Doç. Dr. Bakır, bayram ziyaretlerinde ve sofralarında
yiyecekleri dikkatlice seçmenin önemine değinerek, alışılagelmiş düzenin
üzerinde besin alımıyla sonuçlanabilecek ikramlara karşı porsiyon kontrolü
önerdi. Basit karbonhidrat içeren tatlılar yerine kuru ve yaş meyvelerin tercih
edilmesinin kan şekeri üzerinde olumlu etki sağlayabileceği belirtildi. Besin
çeşitliliği ve porsiyon kontrolünün önemine vurgu yapılırken, yeterli sıvı ve
su tüketiminin unutulmaması gerektiği vurgulandı.

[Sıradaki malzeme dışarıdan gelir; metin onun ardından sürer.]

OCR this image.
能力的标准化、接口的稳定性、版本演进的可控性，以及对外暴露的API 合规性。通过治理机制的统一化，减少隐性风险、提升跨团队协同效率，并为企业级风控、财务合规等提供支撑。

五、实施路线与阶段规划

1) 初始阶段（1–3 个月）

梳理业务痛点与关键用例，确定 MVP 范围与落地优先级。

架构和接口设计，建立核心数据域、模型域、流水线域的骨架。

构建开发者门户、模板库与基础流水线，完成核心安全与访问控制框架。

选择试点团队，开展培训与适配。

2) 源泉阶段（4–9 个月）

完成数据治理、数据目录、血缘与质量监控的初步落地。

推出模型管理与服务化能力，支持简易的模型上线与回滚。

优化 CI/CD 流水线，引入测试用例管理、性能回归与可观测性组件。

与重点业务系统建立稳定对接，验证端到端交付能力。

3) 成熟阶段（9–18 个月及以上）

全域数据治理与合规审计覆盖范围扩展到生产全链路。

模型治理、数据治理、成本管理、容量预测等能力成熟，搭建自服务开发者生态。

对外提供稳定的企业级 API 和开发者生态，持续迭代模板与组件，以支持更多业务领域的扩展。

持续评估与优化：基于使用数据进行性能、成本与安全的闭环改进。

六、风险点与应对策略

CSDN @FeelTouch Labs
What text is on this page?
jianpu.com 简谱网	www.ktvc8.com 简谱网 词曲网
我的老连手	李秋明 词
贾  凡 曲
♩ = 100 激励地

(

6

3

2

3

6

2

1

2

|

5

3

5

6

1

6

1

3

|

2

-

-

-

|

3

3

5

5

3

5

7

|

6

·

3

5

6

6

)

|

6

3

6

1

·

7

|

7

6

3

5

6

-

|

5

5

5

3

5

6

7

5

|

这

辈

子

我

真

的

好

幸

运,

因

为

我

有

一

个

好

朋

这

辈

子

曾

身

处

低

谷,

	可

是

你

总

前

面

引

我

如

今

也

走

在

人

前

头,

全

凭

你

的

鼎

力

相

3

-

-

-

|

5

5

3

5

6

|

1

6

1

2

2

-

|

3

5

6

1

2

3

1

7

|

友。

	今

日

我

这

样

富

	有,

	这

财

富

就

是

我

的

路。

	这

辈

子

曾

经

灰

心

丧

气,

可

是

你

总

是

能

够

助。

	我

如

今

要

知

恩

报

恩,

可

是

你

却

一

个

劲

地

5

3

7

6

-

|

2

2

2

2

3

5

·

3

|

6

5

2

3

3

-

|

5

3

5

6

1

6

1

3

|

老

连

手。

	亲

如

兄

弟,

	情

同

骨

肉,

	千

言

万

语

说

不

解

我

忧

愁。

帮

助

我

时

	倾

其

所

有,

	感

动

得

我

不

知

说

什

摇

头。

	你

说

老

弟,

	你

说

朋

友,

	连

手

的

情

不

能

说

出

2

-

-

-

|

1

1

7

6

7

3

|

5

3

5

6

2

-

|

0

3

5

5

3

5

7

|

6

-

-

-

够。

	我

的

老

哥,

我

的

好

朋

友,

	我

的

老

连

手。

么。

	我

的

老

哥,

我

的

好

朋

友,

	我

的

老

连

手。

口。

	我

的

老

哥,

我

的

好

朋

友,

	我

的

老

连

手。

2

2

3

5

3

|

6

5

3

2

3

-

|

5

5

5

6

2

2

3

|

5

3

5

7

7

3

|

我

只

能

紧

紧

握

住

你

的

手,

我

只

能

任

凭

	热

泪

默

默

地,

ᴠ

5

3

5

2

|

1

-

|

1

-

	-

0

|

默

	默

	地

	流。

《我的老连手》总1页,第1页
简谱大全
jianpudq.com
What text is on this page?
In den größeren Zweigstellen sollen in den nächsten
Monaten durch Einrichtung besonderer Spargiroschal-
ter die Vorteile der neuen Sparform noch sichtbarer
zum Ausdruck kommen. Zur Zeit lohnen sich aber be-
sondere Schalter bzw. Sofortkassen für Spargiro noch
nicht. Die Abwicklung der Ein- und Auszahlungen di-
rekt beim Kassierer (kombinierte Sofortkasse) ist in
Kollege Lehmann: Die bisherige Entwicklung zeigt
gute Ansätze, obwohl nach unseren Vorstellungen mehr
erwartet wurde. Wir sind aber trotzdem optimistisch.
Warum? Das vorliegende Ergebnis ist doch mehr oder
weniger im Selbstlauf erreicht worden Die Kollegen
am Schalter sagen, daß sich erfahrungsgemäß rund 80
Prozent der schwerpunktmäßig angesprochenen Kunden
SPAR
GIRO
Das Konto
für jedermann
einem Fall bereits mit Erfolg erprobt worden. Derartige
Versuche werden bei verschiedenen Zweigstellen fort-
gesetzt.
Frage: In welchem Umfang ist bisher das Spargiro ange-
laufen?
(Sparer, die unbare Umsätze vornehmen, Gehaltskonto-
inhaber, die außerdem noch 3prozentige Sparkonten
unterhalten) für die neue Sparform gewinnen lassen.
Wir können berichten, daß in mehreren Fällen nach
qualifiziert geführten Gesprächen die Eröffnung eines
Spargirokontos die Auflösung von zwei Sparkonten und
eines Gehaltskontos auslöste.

Bayram sonrası sağlıklı beslenme düzenine dönüşle ilgili olarak
kısıtlayıcı diyetler veya telafi edici davranışlardan kaçınılması gerektiği
belirtilerek, detoks gibi programların zararlı olabileceği vurgulandı. Zihinsel
ve bedensel eziyetten kaçınılması gerektiği ifade edilerek, bayram sonrası
vücudun kendi dengesini kısa sürede toparlayabileceği bilgisi paylaşıldı.